Tecnologia e legislazione farmaceutiche II
Introduzione al corso
Prof.ssa Isabella Orienti
Lo scopo di questo corso è quello di andare a vedere quali sono le modifiche che si possono apportare alla formulazione farmaceutica per influenzare l’effetto terapeutico del farmaco. Il farmaco ha un suo effetto terapeutico che è legato al modo con cui interagisce con certi siti recettoriali oppure con cui modifica certi ambienti biologici. Quindi l’azione terapeutica è legata alla molecola stessa, alle caratteristiche chimiche (prevalentemente) e fisiche della molecola. La formulazione può influenzare il modo con cui il farmaco dà questo effetto terapeutico, sia la quantità del farmaco che arriva al sito terapeutico, ovvero al sito d’azione, e la velocità con cui arriva al sito d’azione.
Farmaci convenzionali e biologici
Non abbiamo soltanto i farmaci cosiddetti convenzionali, ma anche i farmaci biologici ottenuti con la tecnica del DNA ricombinante oppure estratti da tessuti biologici.
Formulazione farmaceutica
La formulazione (farmaco più eccipienti) è la struttura che serve per veicolare il farmaco nell’organismo, viene somministrata ed è responsabile di tutti quei meccanismi che seguono alla somministrazione e che vanno dalla somministrazione stessa fino all’effetto terapeutico. Si possono avere formulazioni convenzionali e nano-formulazioni.

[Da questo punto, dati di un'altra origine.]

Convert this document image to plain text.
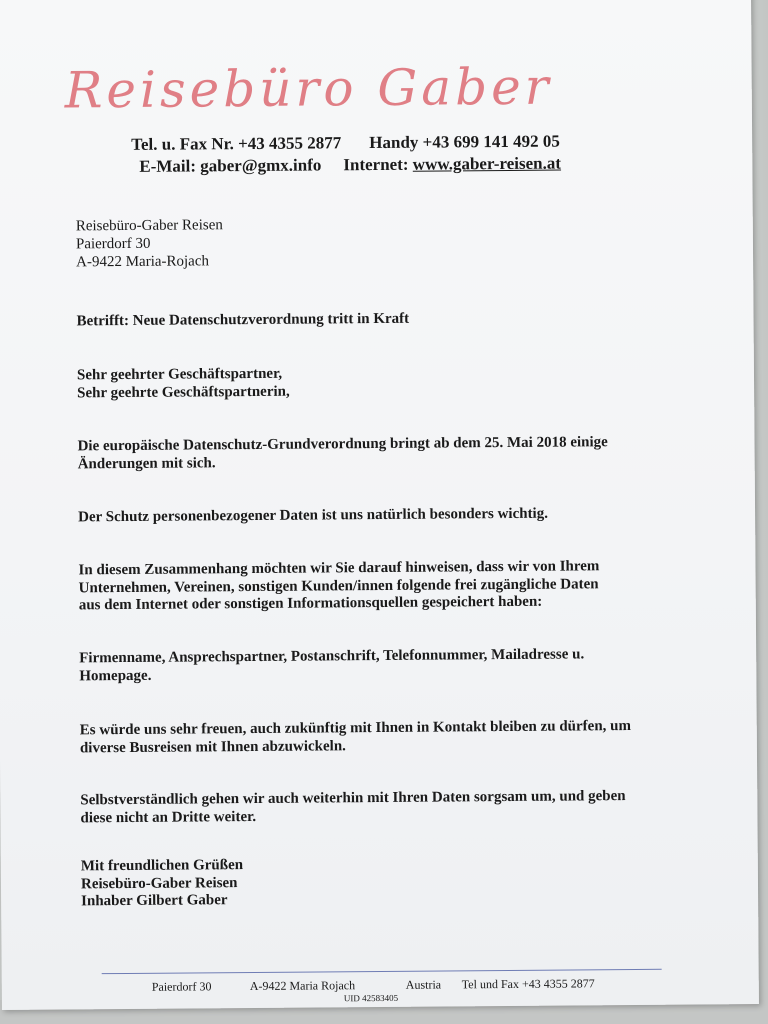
Reisebüro Gaber
Tel. u. Fax Nr. +43 4355 2877 Handy +43 699 141 492 05
E-Mail: gaber@gmx.info Internet: www.gaber-reisen.at
Reisebüro-Gaber Reisen
Paierdorf 30
A-9422 Maria-Rojach
Betrifft: Neue Datenschutzverordnung tritt in Kraft

Sehr geehrter Geschäftspartner,

Sehr geehrte Geschäftspartnerin,

Die europäische Datenschutz-Grundverordnung bringt ab dem 25. Mai 2018 einige

Änderungen mit sich.

Der Schutz personenbezogener Daten ist uns natürlich besonders wichtig.

In diesem Zusammenhang möchten wir Sie darauf hinweisen, dass wir von Ihrem

Unternehmen, Vereinen, sonstigen Kunden/innen folgende frei zugängliche Daten

aus dem Internet oder sonstigen Informationsquellen gespeichert haben:

Firmenname, Ansprechspartner, Postanschrift, Telefonnummer, Mailadresse u.

Homepage.

Es würde uns sehr freuen, auch zukünftig mit Ihnen in Kontakt bleiben zu dürfen, um

diverse Busreisen mit Ihnen abzuwickeln.

Selbstverständlich gehen wir auch weiterhin mit Ihren Daten sorgsam um, und geben

diese nicht an Dritte weiter.

Mit freundlichen Grüßen

Reisebüro-Gaber Reisen

Inhaber Gilbert Gaber

Paierdorf 30	A-9422 Maria Rojach	Austria Tel und Fax +43 4355 2877
UID 42583405
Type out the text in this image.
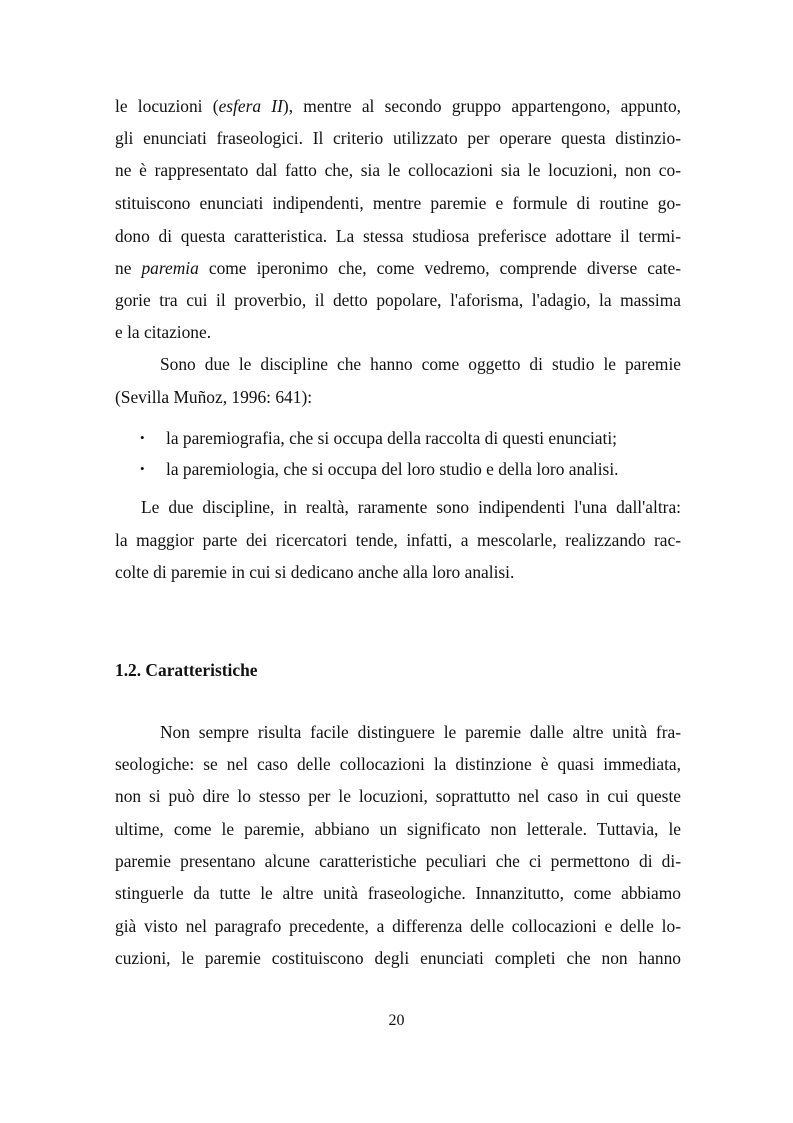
le locuzioni (esfera II), mentre al secondo gruppo appartengono, appunto,
gli enunciati fraseologici. Il criterio utilizzato per operare questa distinzio-
ne è rappresentato dal fatto che, sia le collocazioni sia le locuzioni, non co-
stituiscono enunciati indipendenti, mentre paremie e formule di routine go-
dono di questa caratteristica. La stessa studiosa preferisce adottare il termi-
ne paremia come iperonimo che, come vedremo, comprende diverse cate-
gorie tra cui il proverbio, il detto popolare, l'aforisma, l'adagio, la massima
e la citazione.
Sono due le discipline che hanno come oggetto di studio le paremie
(Sevilla Muñoz, 1996: 641):
• la paremiografia, che si occupa della raccolta di questi enunciati;
• la paremiologia, che si occupa del loro studio e della loro analisi.
Le due discipline, in realtà, raramente sono indipendenti l'una dall'altra:
la maggior parte dei ricercatori tende, infatti, a mescolarle, realizzando rac-
colte di paremie in cui si dedicano anche alla loro analisi.
1.2. Caratteristiche
Non sempre risulta facile distinguere le paremie dalle altre unità fra-
seologiche: se nel caso delle collocazioni la distinzione è quasi immediata,
non si può dire lo stesso per le locuzioni, soprattutto nel caso in cui queste
ultime, come le paremie, abbiano un significato non letterale. Tuttavia, le
paremie presentano alcune caratteristiche peculiari che ci permettono di di-
stinguerle da tutte le altre unità fraseologiche. Innanzitutto, come abbiamo
già visto nel paragrafo precedente, a differenza delle collocazioni e delle lo-
cuzioni, le paremie costituiscono degli enunciati completi che non hanno
20
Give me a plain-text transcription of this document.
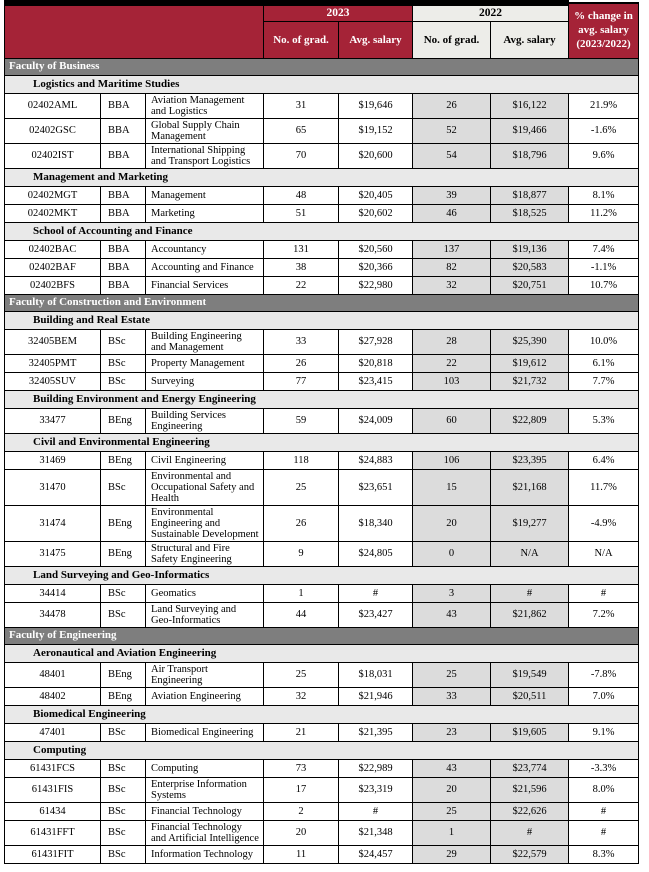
			2023		2022		% change in avg. salary (2023/2022)
			No. of grad.	Avg. salary	No. of grad.	Avg. salary	
Faculty of Business							
Logistics and Maritime Studies							
02402AML	BBA	Aviation Management and Logistics	31	$19,646	26	$16,122	21.9%
02402GSC	BBA	Global Supply Chain Management	65	$19,152	52	$19,466	-1.6%
02402IST	BBA	International Shipping and Transport Logistics	70	$20,600	54	$18,796	9.6%
Management and Marketing							
02402MGT	BBA	Management	48	$20,405	39	$18,877	8.1%
02402MKT	BBA	Marketing	51	$20,602	46	$18,525	11.2%
School of Accounting and Finance							
02402BAC	BBA	Accountancy	131	$20,560	137	$19,136	7.4%
02402BAF	BBA	Accounting and Finance	38	$20,366	82	$20,583	-1.1%
02402BFS	BBA	Financial Services	22	$22,980	32	$20,751	10.7%
Faculty of Construction and Environment							
Building and Real Estate							
32405BEM	BSc	Building Engineering and Management	33	$27,928	28	$25,390	10.0%
32405PMT	BSc	Property Management	26	$20,818	22	$19,612	6.1%
32405SUV	BSc	Surveying	77	$23,415	103	$21,732	7.7%
Building Environment and Energy Engineering							
33477	BEng	Building Services Engineering	59	$24,009	60	$22,809	5.3%
Civil and Environmental Engineering							
31469	BEng	Civil Engineering	118	$24,883	106	$23,395	6.4%
31470	BSc	Environmental and Occupational Safety and Health	25	$23,651	15	$21,168	11.7%
31474	BEng	Environmental Engineering and Sustainable Development	26	$18,340	20	$19,277	-4.9%
31475	BEng	Structural and Fire Safety Engineering	9	$24,805	0	N/A	N/A
Land Surveying and Geo-Informatics							
34414	BSc	Geomatics	1	#	3	#	#
34478	BSc	Land Surveying and Geo-Informatics	44	$23,427	43	$21,862	7.2%
Faculty of Engineering							
Aeronautical and Aviation Engineering							
48401	BEng	Air Transport Engineering	25	$18,031	25	$19,549	-7.8%
48402	BEng	Aviation Engineering	32	$21,946	33	$20,511	7.0%
Biomedical Engineering							
47401	BSc	Biomedical Engineering	21	$21,395	23	$19,605	9.1%
Computing							
61431FCS	BSc	Computing	73	$22,989	43	$23,774	-3.3%
61431FIS	BSc	Enterprise Information Systems	17	$23,319	20	$21,596	8.0%
61434	BSc	Financial Technology	2	#	25	$22,626	#
61431FFT	BSc	Financial Technology and Artificial Intelligence	20	$21,348	1	#	#
61431FIT	BSc	Information Technology	11	$24,457	29	$22,579	8.3%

Farmacocinetica e farmacodinamica
Questa formulazione, una volta introdotta nell’organismo, influenza la farmacocinetica e cioè lo studio dell’andamento/variazione della concentrazione plasmatica (asse delle ordinate) in funzione del tempo: si nota una curva caratterizzata da un incremento, un picco ed un calo. Di conseguenza si ha anche l’influenza sulla farmacodinamica e quindi lo studio dell’effetto del farmaco nell’organismo, legato alla concentrazione del farmaco nel sangue. Insieme, la farmacocinetica e la farmacodinamica, ci danno un’indicazione sull’effetto nel tempo.
Classificazione dei farmaci convenzionali
I farmaci convenzionali sono delle molecole il cui peso molecolare è al di sotto dei 500 dalton. Questi farmaci vengono suddivisi dall’FDA (agenzia statunitense che regola dei prodotti sanitari e farmaceutici e quindi l’immissione in commercio dei farmaci) in 4 classi. La classificazione si basa su solubilità in acqua e permeabilità attraverso dei doppi strati fosfolipidici (che vanno a mimare le membrane).
- Classe 1: alta solubilità e alta permeabilità = la formulazione ha solo scopo di permettere la veicolazione tramite una certa via di somministrazione e gli eccipienti saranno unicamente dei diluenti.
- Classe 2: bassa solubilità, ma alta permeabilità = la formulazione può avere una funzione di incremento della solubilità acquosa.
- Classe 3: alta solubilità, ma bassa permeabilità = farmaci molto idrofili, ma poco solubili nei doppi strati fosfolipidici. La formulazione può avere la funzione di incremento della permeabilità.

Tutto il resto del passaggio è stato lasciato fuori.